In Newcastle, cheering became nervous muttering. The fans were anxious and impatient. They sighed and groaned every time a Newcastle player passed sideways and backwards rather than boot the ball into the penalty area.

The fans were proved right. After 54 minutes, Jonás Gutiérrez lobbed the ball into the goalmouth. Moussa Sissoko outleapt the defense to head in. It was a true center forward's strike. Newcastle had scored the goal they needed in the classic Newcastle way.

"That was a proper roller coaster," interim Newcastle manager John Carver told Sky after the game.

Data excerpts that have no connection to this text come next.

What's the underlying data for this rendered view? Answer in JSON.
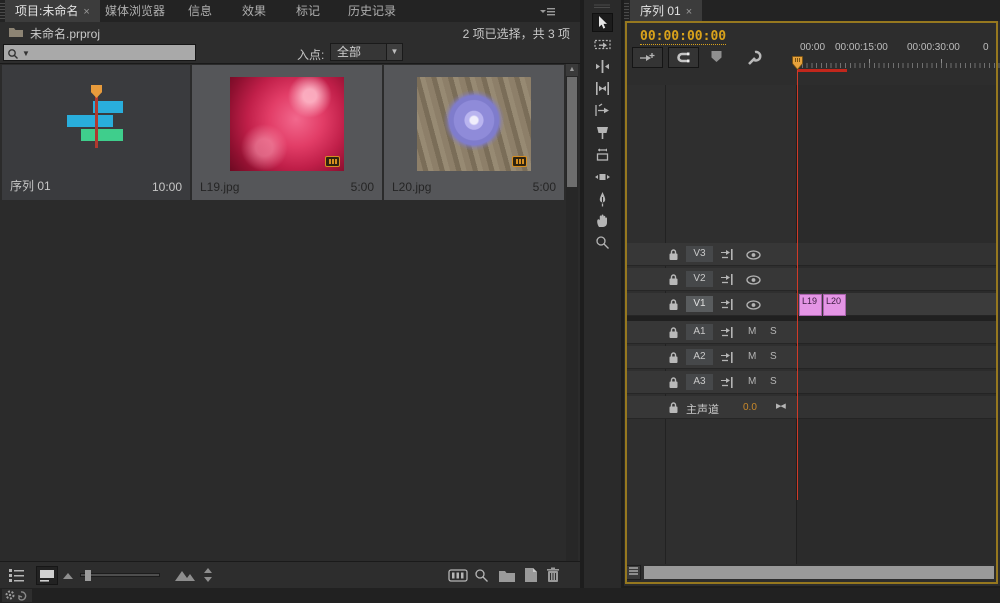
{
  "colors": {
    "accent-orange": "#d9a21b",
    "playhead-red": "#d03a28",
    "render-red": "#c2271c",
    "clip-fill": "#e495e5",
    "clip-border": "#a963ac",
    "clip-text": "#3c1c40",
    "focus-border": "#96781f",
    "seq-cyan": "#29aedc",
    "seq-green": "#3fce8c",
    "seq-orange": "#e89b3c",
    "seq-red": "#b0392f",
    "badge-orange": "#d78e20"
  },
  "project_panel": {
    "tabs": [
      {
        "label": "项目:未命名",
        "close": "×"
      },
      {
        "label": "媒体浏览器"
      },
      {
        "label": "信息"
      },
      {
        "label": "效果"
      },
      {
        "label": "标记"
      },
      {
        "label": "历史记录"
      }
    ],
    "breadcrumb": "未命名.prproj",
    "selection_status": "2 项已选择，共 3 项",
    "search_value": "",
    "filter_label": "入点:",
    "filter_value": "全部",
    "items": [
      {
        "name": "序列 01",
        "duration": "10:00",
        "type": "sequence",
        "selected": false
      },
      {
        "name": "L19.jpg",
        "duration": "5:00",
        "type": "image",
        "selected": true
      },
      {
        "name": "L20.jpg",
        "duration": "5:00",
        "type": "image",
        "selected": true
      }
    ]
  },
  "tools": [
    "selection",
    "track-select-forward",
    "ripple-edit",
    "rolling-edit",
    "rate-stretch",
    "razor",
    "slip",
    "slide",
    "pen",
    "hand",
    "zoom"
  ],
  "timeline": {
    "tab": {
      "label": "序列 01",
      "close": "×"
    },
    "playhead_timecode": "00:00:00:00",
    "ruler_labels": [
      "00:00",
      "00:00:15:00",
      "00:00:30:00",
      "0"
    ],
    "video_tracks": [
      {
        "name": "V3",
        "targeted": false
      },
      {
        "name": "V2",
        "targeted": false
      },
      {
        "name": "V1",
        "targeted": true
      }
    ],
    "audio_tracks": [
      {
        "name": "A1",
        "mute": "M",
        "solo": "S"
      },
      {
        "name": "A2",
        "mute": "M",
        "solo": "S"
      },
      {
        "name": "A3",
        "mute": "M",
        "solo": "S"
      }
    ],
    "master": {
      "name": "主声道",
      "value": "0.0"
    },
    "clips": [
      {
        "label": "L19"
      },
      {
        "label": "L20"
      }
    ]
  }
}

Gutiérrez, who only returned to the Newcastle team in March after missing 18 months as he overcame testicular cancer, added a second with a deflected shot with five minutes left. It was his first goal of the season. Gutiérrez and the fans reacted with instant ecstasy. Gutiérrez, like Sissoko, received a yellow card for ripping his shirt off in celebration. There was a nasty moment when it looked like he might also pull down his shorts and show off his scars.

Hull, which could not score even after Marouane Fellaini of United was sent off, drew 0-0 and was relegated.

Newcastle was safe. The fans could return to their favorite pastime. By the end they were chanting "We want Ashley out." Earlier this season, the Toon Army succeeded in persuading manager Alan Pardew, a Londoner, to leave and win games at Crystal Palace. Mike Ashley, the owner who is also a southerner, might prove harder to budge.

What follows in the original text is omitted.